The sarcastic highlight of the overnight session was the Chinese stock market, where just one month after injecting a record amount of new loans into the financial system, the PBOC lamented the danger posed by China’s tremendous debt load: “Lending as a share of GDP, especially corporate lending as a share of GDP, is too high” People’s Bank of China Governor Zhou Xiaochuan told China Development Forum yesterday.
At the same time he warned about dangers from a stock market bubble, and perhaps just to assure the bubble gets even bigger, at the same time China eased on margin debt limits, in the process sending Chinese stocks soaring higher by 2.2%, and pushing the Shanghai Composite over 3000 for the first time in months as China now appears set to attempt another housing bubble “soft landing” while at the same time restarting its housing bubble.
Aside from China, another key market followed by traders was crude which in early trading fell for a second day after the first increase in U.S. drilling rigs this year, sparking losses in currencies of commodity-producing nations and shares of miners and energy companies. West Texas Intermediate oil fell further below the three-month high reached last week, pulling down the Bloomberg Commodity Index. The South African rand and Norwegian krone were among the biggest casualties in currencies as the dollar extended its rebound into a second day after slumping to a five-month low last week. The Stoxx Europe 600 Index erased earlier losses.
“A lot of the movement in oil recently has been dollar-driven,” Jonathan Barratt, the chief investment officer at Ayers Alliance Securities in Sydney. “The oil market needs a stronger economic performance in order to spur demand and absorb all that oil supply.” WTI futures fell 0.8% to $39.14 as of this moment, after sliding 1.9 percent on Friday to trim their fifth straight weekly advance to 2.4 percent.

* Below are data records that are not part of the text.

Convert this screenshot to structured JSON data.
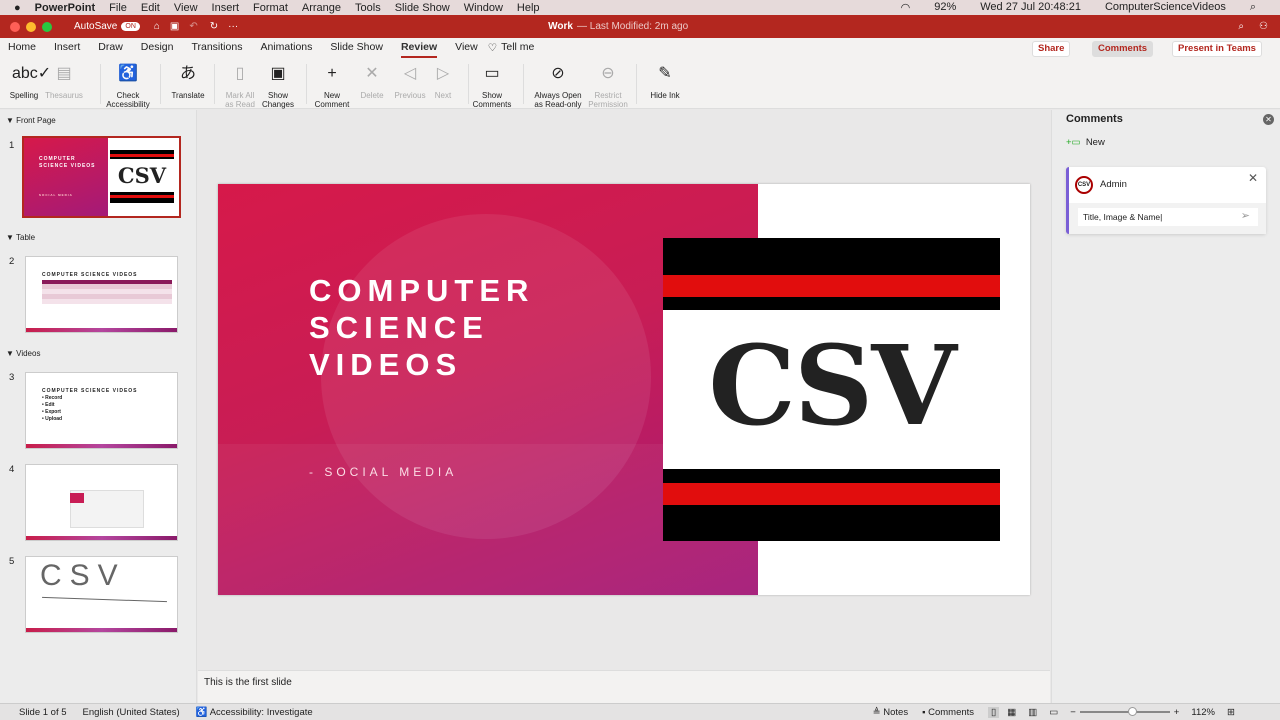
{
  "menubar": {
    "app": "PowerPoint",
    "items": [
      "File",
      "Edit",
      "View",
      "Insert",
      "Format",
      "Arrange",
      "Tools",
      "Slide Show",
      "Window",
      "Help"
    ],
    "battery": "92%",
    "datetime": "Wed 27 Jul  20:48:21",
    "user": "ComputerScienceVideos"
  },
  "titlebar": {
    "autosave": "AutoSave",
    "toggle": "ON",
    "doc": "Work",
    "modified": "— Last Modified: 2m ago"
  },
  "tabs": [
    "Home",
    "Insert",
    "Draw",
    "Design",
    "Transitions",
    "Animations",
    "Slide Show",
    "Review",
    "View",
    "Tell me"
  ],
  "top_buttons": {
    "share": "Share",
    "comments": "Comments",
    "teams": "Present in Teams"
  },
  "ribbon": [
    {
      "l1": "Spelling",
      "l2": "",
      "icon": "abc✓"
    },
    {
      "l1": "Thesaurus",
      "l2": "",
      "icon": "▤"
    },
    {
      "l1": "Check",
      "l2": "Accessibility",
      "icon": "♿"
    },
    {
      "l1": "Translate",
      "l2": "",
      "icon": "あ"
    },
    {
      "l1": "Mark All",
      "l2": "as Read",
      "icon": "▯"
    },
    {
      "l1": "Show",
      "l2": "Changes",
      "icon": "▣"
    },
    {
      "l1": "New",
      "l2": "Comment",
      "icon": "+"
    },
    {
      "l1": "Delete",
      "l2": "",
      "icon": "✕"
    },
    {
      "l1": "Previous",
      "l2": "",
      "icon": "◁"
    },
    {
      "l1": "Next",
      "l2": "",
      "icon": "▷"
    },
    {
      "l1": "Show",
      "l2": "Comments",
      "icon": "▭"
    },
    {
      "l1": "Always Open",
      "l2": "as Read-only",
      "icon": "⊘"
    },
    {
      "l1": "Restrict",
      "l2": "Permission",
      "icon": "⊖"
    },
    {
      "l1": "Hide Ink",
      "l2": "",
      "icon": "✎"
    }
  ],
  "sections": [
    "Front Page",
    "Table",
    "Videos"
  ],
  "thumbs": {
    "t1_title": "COMPUTER SCIENCE VIDEOS",
    "t1_sub": "SOCIAL MEDIA",
    "t2_title": "COMPUTER SCIENCE VIDEOS",
    "t3_title": "COMPUTER SCIENCE VIDEOS",
    "t3_bullets": [
      "• Record",
      "• Edit",
      "• Export",
      "• Upload"
    ],
    "t5_ink": "CSV",
    "nums": [
      "1",
      "2",
      "3",
      "4",
      "5"
    ]
  },
  "slide": {
    "title_lines": [
      "COMPUTER",
      "SCIENCE",
      "VIDEOS"
    ],
    "subtitle": "- SOCIAL MEDIA",
    "logo": "CSV"
  },
  "notes": "This is the first slide",
  "comments_pane": {
    "title": "Comments",
    "new": "New",
    "author": "Admin",
    "avatar": "CSV",
    "draft": "Title, Image & Name"
  },
  "status": {
    "slide": "Slide 1 of 5",
    "lang": "English (United States)",
    "access": "Accessibility: Investigate",
    "notes": "Notes",
    "comments": "Comments",
    "zoom": "112%"
  }
}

The Stoxx Europe 600 Index rose 0.3 percent after earlier falling as much as 0.9 percent.
Elsewhere, on the back of China’s margin debt-driven euphoria, European stocks and US equity futures have continued to levitate. “Investors are catching their breath after such big gains,” Heinz-Gerd Sonnenschein, a strategist at Deutsche Postbank AG in Bonn, told Bloomberg. “Stocks will probably move sideways in the next few days as the market gets more news from economic figures — from job markets, from companies — because the data we have been getting so far hasn’t been that great.”
As reported before, the S&P 500 has staged one of the biggest turnarounds in history, rebounding 12 percent from a Feb. 11 low amid rising crude prices and a weaker dollar. Energy and commodity producers have led recent gains, rising to three-month highs last week after the dollar tumbled.
Policy makers’ tempered outlook for rate increases has knocked down traders’ expectations as reflected in futures prices. Odds for a June boost are at 39 percent, compared with about 54 percent before the Fed’s statement on Wednesday. A report today on existing home sales, and releases later this week on jobless claims and durable-goods orders, may provide further indications about the health of the U.S. economy.
Among stocks active in premarket trading, Valspar Corp. surged 31 percent after Sherwin-Williams Co. agreed to buy the company for about $9.3 billion to become the world’s biggest coatings maker. Sherwin-Williams climbed 2.2 percent.